Navigating the reporting of harassment in science is not easy

As much as journalists look for certain types of behaviour when interviewing people who have experienced bullying, harassment, and sexual assault in science it can also be traumatic on the reporters themselves, so I learnt, during the World Conference of Science Journalist in Lausanne 2019.

 

Shame is a common experience from victims. Victims often try to avoid eye contact, totally refuse to be interviewed or reporting the incident to the police as a way of creating a psychological distance from their suffering, I heard during a 3 July session at WCSJ2019.

 

Some victims might suffer from hyper arousal, they easily feel threated, a smell of aftershave worn by their abuser can give them flash backs, said Lucy Maddox a consultant clinical psychologist and writer.

 

Bethany Kok,a data scientist, who previously experienced harassment at the Max Planck Institute for Human Cognitive and Brain Sciences said that people who experience abuse must take their time and be patient in giving interviews.
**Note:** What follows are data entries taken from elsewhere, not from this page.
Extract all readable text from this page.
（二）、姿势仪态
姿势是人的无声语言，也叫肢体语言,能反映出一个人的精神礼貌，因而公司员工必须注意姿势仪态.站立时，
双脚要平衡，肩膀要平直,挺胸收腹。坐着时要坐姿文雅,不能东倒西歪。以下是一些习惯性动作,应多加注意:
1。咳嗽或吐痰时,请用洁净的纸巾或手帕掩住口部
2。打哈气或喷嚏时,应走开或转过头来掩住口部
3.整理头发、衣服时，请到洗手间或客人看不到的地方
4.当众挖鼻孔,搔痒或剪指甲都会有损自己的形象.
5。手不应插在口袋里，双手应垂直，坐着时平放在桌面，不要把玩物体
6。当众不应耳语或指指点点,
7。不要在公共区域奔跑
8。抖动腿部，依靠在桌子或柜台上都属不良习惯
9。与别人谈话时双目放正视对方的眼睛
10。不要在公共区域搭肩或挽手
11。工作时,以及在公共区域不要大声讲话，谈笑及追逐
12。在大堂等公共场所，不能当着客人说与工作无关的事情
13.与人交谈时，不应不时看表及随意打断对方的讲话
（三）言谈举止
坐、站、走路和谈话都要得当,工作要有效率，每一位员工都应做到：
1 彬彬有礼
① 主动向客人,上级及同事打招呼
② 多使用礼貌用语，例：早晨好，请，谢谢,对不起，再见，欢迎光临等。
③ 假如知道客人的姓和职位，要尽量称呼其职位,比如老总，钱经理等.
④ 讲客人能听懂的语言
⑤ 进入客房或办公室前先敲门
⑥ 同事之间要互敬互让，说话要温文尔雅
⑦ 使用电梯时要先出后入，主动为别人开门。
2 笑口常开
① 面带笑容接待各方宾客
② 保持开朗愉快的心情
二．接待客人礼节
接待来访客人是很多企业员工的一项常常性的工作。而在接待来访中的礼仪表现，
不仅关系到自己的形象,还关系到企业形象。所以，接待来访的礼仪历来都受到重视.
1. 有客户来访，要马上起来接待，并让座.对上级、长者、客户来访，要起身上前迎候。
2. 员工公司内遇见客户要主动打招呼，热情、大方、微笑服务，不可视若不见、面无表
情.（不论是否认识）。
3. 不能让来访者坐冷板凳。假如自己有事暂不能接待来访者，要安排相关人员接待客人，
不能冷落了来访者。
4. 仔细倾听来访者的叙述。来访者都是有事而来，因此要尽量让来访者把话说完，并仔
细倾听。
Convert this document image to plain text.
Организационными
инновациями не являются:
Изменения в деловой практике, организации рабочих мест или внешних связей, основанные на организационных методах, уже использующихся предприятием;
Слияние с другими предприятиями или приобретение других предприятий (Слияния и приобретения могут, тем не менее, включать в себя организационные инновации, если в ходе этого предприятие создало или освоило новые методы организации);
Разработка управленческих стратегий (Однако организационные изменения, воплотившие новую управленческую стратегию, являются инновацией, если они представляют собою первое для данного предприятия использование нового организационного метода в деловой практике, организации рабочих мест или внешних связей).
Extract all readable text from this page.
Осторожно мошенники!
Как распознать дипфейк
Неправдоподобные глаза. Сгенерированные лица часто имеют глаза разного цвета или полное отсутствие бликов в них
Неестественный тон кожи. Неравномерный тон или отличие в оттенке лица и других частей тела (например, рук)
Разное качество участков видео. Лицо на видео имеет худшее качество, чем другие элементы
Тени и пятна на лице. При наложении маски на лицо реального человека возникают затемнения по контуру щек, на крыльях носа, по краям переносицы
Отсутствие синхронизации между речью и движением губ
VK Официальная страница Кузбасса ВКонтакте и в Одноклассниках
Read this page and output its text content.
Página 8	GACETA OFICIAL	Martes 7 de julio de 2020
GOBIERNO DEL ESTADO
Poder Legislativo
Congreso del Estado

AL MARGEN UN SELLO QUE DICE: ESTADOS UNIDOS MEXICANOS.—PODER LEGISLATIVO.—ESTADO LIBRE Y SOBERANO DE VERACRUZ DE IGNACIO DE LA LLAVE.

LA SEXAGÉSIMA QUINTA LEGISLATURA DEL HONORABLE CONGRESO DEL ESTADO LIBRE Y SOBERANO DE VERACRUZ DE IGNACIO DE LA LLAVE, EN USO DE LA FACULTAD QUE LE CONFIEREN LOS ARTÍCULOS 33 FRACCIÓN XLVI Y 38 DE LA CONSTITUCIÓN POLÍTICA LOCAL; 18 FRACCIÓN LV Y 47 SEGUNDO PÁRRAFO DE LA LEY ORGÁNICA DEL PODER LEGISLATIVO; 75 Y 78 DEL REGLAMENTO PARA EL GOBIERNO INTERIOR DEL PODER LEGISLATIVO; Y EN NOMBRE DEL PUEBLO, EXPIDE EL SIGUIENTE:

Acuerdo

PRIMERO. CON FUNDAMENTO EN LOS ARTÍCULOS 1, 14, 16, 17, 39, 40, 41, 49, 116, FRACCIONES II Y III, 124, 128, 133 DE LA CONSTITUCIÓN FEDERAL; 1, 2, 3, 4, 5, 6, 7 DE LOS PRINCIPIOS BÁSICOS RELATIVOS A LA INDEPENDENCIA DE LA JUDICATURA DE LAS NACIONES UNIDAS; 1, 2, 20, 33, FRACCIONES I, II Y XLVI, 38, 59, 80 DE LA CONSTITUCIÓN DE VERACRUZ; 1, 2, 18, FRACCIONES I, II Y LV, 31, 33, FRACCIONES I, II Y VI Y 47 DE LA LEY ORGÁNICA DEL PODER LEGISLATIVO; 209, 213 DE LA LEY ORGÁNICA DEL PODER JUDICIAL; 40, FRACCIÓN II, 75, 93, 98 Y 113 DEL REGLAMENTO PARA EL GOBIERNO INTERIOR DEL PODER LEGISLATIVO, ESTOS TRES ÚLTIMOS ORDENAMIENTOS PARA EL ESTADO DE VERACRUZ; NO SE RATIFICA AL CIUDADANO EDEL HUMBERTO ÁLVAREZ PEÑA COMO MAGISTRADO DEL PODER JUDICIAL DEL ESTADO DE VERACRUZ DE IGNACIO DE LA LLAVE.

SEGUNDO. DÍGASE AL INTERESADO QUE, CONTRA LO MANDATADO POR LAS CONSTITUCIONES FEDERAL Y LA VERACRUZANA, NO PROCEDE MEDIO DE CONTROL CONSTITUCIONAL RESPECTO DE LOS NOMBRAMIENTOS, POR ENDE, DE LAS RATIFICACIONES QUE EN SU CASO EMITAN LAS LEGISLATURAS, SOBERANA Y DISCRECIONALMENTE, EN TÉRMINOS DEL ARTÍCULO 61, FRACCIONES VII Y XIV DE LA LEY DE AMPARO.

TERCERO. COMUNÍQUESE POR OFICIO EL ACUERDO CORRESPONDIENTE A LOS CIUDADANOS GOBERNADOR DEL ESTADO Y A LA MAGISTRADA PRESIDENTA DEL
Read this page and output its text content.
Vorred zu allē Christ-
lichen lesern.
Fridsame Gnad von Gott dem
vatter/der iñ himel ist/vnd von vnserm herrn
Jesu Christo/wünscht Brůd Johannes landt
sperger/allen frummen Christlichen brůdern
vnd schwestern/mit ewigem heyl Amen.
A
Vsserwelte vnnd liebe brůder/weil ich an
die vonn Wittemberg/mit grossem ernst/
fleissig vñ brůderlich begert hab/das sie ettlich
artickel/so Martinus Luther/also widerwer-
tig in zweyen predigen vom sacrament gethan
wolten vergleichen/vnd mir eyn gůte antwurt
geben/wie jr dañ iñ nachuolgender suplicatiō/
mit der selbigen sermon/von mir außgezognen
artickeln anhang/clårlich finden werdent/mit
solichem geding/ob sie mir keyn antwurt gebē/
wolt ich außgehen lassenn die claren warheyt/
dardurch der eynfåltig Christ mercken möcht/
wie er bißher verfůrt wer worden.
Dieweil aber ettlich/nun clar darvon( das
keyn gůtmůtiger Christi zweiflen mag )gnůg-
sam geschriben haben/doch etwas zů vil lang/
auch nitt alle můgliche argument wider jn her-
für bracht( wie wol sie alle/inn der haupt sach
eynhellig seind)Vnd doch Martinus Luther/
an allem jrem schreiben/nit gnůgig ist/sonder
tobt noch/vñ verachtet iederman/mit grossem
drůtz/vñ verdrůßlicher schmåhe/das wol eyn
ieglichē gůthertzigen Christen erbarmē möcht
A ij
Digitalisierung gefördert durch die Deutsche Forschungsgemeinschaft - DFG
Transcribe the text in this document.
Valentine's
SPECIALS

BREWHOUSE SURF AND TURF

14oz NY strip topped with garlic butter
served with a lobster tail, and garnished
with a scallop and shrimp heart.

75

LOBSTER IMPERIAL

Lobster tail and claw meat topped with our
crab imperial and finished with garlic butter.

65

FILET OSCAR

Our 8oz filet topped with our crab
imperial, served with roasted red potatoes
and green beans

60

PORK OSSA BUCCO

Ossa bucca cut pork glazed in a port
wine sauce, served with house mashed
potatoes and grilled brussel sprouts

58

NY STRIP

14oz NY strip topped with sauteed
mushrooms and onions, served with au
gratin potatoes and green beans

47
If they are not comfortable or ready, they can do the interview in pieces. “You should not let the journalist determine the terms of the conversation, you need to feel you are safe [to speak],” she said.

 

While calling on the phone, or speaking on Skype can be done, said Meredith Wardman, a policy reporter with Science, developing trust with sources is crucial since it helps to get to the bottom of the issue.

 

Journalists might shy away from reporting sexual harassment in science but courage to pursue such stories and have them published has made reporting more doable, and made it more possible for more women to come forward, said Maddox.

 

“Your story could be mine,” Kok was told by other women who read her story.

 

“I would not care less about the reputation of eminent scientists who were implicated in harassment of women at work I would care more about justice,” said T.V. Padma, who has reported about harassment of women in science from India for Nature.

 

It was helpful to know that journalists interviewing people suffering from trauma could also become victims from secondary trauma. Reporters should equally come up with measures to protect themselves, as well as their sources.